Intervention de Paul Molac

Séance en hémicycle du dimanche 16 janvier 2022 à 16h00
Outils de gestion de la crise sanitaire — Discussion générale

Photo issue du site de l'Assemblée nationale ou de WikipediaPaul Molac :

Nous voici donc réunis en ce dimanche pour la fin du cycle quelque peu chaotique d'un projet de loi débattu et voté, encore une fois, dans la précipitation. Au-delà du fond, ce processus est le symbole à la fois du mépris de l'exécutif à l'égard du Parlement et des errements – que nous avons maintes fois dénoncés – du Gouvernement dans la gestion de la crise sanitaire.

Nous avons toujours affirmé que nous serions prêts à remplir le mandat que nous ont confié les Français pour répondre aux évolutions de la crise que nous traversons. Nous avons également indiqué que nous serions toujours prêts à assumer nos responsabilités et à venir siéger, même après la session parlementaire qui doit s'achever à la fin du mois de février s'il en était besoin, puisque notre mandat court jusqu'en juin. S'il est nécessaire de préserver l'ordre sanitaire, mais aussi – certains l'oublient parfois – les libertés publiques, nous répondrons présents.

Pourtant, je me permets de rappeler que le Gouvernement et la majorité n'avaient pas souhaité donner suite à la clause de revoyure que nous avions proposée dans le cadre de la discussion de la loi du 10 novembre 2021, portant diverses dispositions de vigilance sanitaire, laquelle prévoyait notamment de prolonger jusqu'au 31 juillet prochain le régime d'exception en vigueur et son corollaire, le passe sanitaire, dont on a pu apprécier l'efficacité contre les variants delta et omicron.

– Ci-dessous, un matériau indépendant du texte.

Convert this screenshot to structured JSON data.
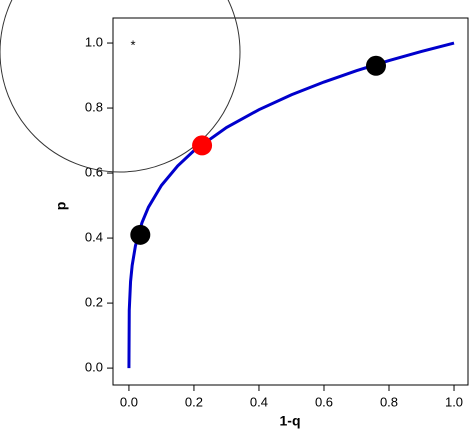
{
  "chart_data": {
    "type": "line",
    "xlabel": "1-q",
    "ylabel": "p",
    "annotations": [
      "*"
    ],
    "curve": {
      "color": "#0000cc",
      "x": [
        0,
        0.001,
        0.005,
        0.01,
        0.02,
        0.04,
        0.06,
        0.1,
        0.15,
        0.2,
        0.3,
        0.4,
        0.5,
        0.6,
        0.7,
        0.8,
        0.9,
        1.0
      ],
      "values": [
        0,
        0.178,
        0.266,
        0.316,
        0.376,
        0.447,
        0.495,
        0.562,
        0.622,
        0.669,
        0.74,
        0.795,
        0.841,
        0.88,
        0.915,
        0.946,
        0.974,
        1.0
      ]
    },
    "points": {
      "x": [
        0.035,
        0.225,
        0.76
      ],
      "values": [
        0.41,
        0.685,
        0.93
      ],
      "colors": [
        "#000000",
        "#ff0000",
        "#000000"
      ]
    },
    "xlim": [
      -0.049,
      1.043
    ],
    "ylim": [
      -0.052,
      1.077
    ],
    "xticks": [
      {
        "value": 0,
        "label": "0.0"
      },
      {
        "value": 0.2,
        "label": "0.2"
      },
      {
        "value": 0.4,
        "label": "0.4"
      },
      {
        "value": 0.6,
        "label": "0.6"
      },
      {
        "value": 0.8,
        "label": "0.8"
      },
      {
        "value": 1,
        "label": "1.0"
      }
    ],
    "yticks": [
      {
        "value": 0,
        "label": "0.0"
      },
      {
        "value": 0.2,
        "label": "0.2"
      },
      {
        "value": 0.4,
        "label": "0.4"
      },
      {
        "value": 0.6,
        "label": "0.6"
      },
      {
        "value": 0.8,
        "label": "0.8"
      },
      {
        "value": 1,
        "label": "1.0"
      }
    ]
  }
}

À peine un mois plus tard, le Président de la République décidait de convoquer le Parlement en urgence, afin d'imposer, cette fois-ci, le passe vaccinal, alors que les épidémiologistes indiquent que nous semblons atteindre le pic épidémique de la cinquième vague et que les contaminations baissent – en Île-de-France, c'est bien le cas. On peut dès lors se poser sérieusement la question de l'efficience réelle d'une telle mesure contraignante, non seulement pour les individus qui subiront des restrictions dans leurs activités quotidiennes, mais aussi pour celles et ceux qui auront la charge de la faire appliquer – je pense notamment aux professionnels du secteur de la restauration, auxquels vous avez soudainement souhaité confier des missions de contrôle d'identité de leurs clients.

La grande majorité du groupe Libertés et territoires s'est exprimée contre le texte, et il en sera de même dans le cadre du vote définitif de la loi. N'y voyez pas un refus de protéger les Français, comme certains ont pu l'affirmer. Nous avons toujours été clairs concernant la nécessité de faire usage d'une stricte proportionnalité entre les moyens engagés et l'objectif visé. Nous avons toujours eu à cœur d'être vigilants sur les raisons qui pourraient nous pousser à restreindre les libertés fondamentales. Malgré des demandes répétées, notamment de la CNIL, le Gouvernement n'a pas fourni de garanties sur l'efficacité concrète d'un outil comme le passe sanitaire, qu'un bon nombre de pays voisins n'ont d'ailleurs pas jugé utile de mettre en place.

Nous n'avons jamais eu non plus d'explications sincères et argumentées concernant l'efficience supposée du passe vaccinal, alors que 91 % de la population éligible est déjà vaccinée – on atteint même 98 % dans certains départements. D'autant que nous avons tous pu le constater : un schéma vaccinal complet n'empêche en rien la contamination ni la transmission, même s'il permet – et nous nous en réjouissons – d'éviter les formes graves de la maladie.

En fait, la raison réelle du passe vaccinal nous a été dévoilée à la lecture d'un article paru dans Le Parisien, dans lequel le Président de la République a fait part de son souhait « d'emmerder » les non-vaccinés. Au sein de notre groupe, nous ne concevons pas notre mandat de la sorte. Nous sommes là pour protéger les Français et pour garantir leur liberté, et non pour les dresser les uns contre les autres en attisant les tensions. Le Président de la République et sa majorité confondent campagne sanitaire et campagne électorale.